Military Medical Readiness and Patient Experience with Access to Care

Med J (Ft Sam Houst Tex). 2022 Jan-Mar;(Per 22-01/02/03):3-10.


OBJECTIVES: Introduction: Medical readiness is an integral component of total readiness and a prime indicator of an individual’s overall fitness to deploy. Promoting medical readiness is the prime directive for military medical departments; however, there are few studies evaluating specific factors of care delivery that will improve medical readiness. In this study, we evaluated one of the common patient perceptions that access to routine and specialty care will have a positive effect on military medical readiness. Surprisingly, there appeared to be a reverse relationship between a patient’s perception of access to care and the correlation to their medical readiness.

MATERIALS AND METHODS: This study uses the Joint Outpatient Experience Survey data of Army active duty soldiers (December 2017 through May 2018) to investigate the relationship between access to care and medical readiness. Medical readiness scores were examined a month before and a month after a medical encounter. Medical Readiness Categories (MRC) were collected from the Army Medical Operational Data System Mainframe. Respondents of the survey were matched to MRC data. Comparisons were made using chi-square tests and Wilcoxon rank-sum non-parametric tests to determine whether there were differences in readiness and patient experience ratings before and after the encounter. Logistic regressions were also conducted to predict the odds of non-readiness based on the type of health care visit.

RESULTS: Soldiers who were medically non-ready were more likely to be above age 35 years or have specialty care encounters. Results indicated those meeting all medical readiness requirements or having minor medical issues that could be resolved quickly, generally rated access to care slightly lower compared to those who were medically non-ready. Musculoskeletal Injuries (MSKIs) are the leading cause of medical non-readiness. As a result, this study explored access to care for MSKIs. Although there were no statistical differences in access ratings for those with MSKIs compared to those without MSKIs, there were statistically significant differences in self-reported health. Individuals with MSKIs tended to report poorer health status. Those with specialty care visits had 1.79 times significantly greater odds (p is less than .05) of being non-medically ready compared to those with primary care. For visits related to MSKI (e.g., physical medicine, orthopedic, or chiropractic etc.), those with an orthopedic or occupational therapy visit had 1.25 and 1.59 significantly greater odds (p is less than .05) of being considered not medically ready compared to all other MSKI related visits before the encounter. However, after the encounter, those with orthopedic care had significantly higher odds of improved readiness.

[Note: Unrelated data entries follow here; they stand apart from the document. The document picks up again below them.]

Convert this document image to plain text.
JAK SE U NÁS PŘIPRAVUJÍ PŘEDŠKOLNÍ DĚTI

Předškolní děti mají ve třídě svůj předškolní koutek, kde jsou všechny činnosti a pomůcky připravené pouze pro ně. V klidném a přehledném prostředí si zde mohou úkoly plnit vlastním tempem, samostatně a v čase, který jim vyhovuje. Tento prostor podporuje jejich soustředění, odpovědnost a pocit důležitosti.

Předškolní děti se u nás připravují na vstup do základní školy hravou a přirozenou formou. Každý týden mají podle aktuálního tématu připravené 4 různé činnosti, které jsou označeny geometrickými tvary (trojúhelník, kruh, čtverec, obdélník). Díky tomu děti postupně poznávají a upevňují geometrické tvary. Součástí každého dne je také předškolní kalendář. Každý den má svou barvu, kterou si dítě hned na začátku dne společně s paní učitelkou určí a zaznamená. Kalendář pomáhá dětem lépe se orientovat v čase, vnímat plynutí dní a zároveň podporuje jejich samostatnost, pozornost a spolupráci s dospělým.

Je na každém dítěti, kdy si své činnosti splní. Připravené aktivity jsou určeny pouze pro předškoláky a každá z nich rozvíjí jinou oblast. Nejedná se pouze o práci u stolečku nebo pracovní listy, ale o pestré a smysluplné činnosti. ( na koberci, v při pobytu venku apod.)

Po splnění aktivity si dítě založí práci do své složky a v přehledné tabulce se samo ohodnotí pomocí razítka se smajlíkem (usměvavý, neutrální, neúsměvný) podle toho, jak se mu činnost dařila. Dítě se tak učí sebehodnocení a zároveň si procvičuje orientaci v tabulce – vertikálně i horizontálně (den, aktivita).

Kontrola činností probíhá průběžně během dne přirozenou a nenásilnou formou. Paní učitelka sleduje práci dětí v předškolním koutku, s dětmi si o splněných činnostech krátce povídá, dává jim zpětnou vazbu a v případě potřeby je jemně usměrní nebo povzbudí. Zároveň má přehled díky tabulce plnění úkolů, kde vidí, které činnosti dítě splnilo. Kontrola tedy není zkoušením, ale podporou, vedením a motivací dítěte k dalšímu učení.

CONCLUSIONS: Findings from this study help contextualize who is considered medically non-ready as well as differences in access to care experiences for this group. The lowest scoring areas for improving access to care include ease of making appointment, time between scheduling an appointment and the visit, and being seen past the scheduled time. Given that musculoskeletal injuries tend to require long term specialized treatments such as physical and occupational therapy, findings from the logistic regressions suggest that access and adherence to such treatments, particularly for orthopedic care, are helpful in improving medical readiness.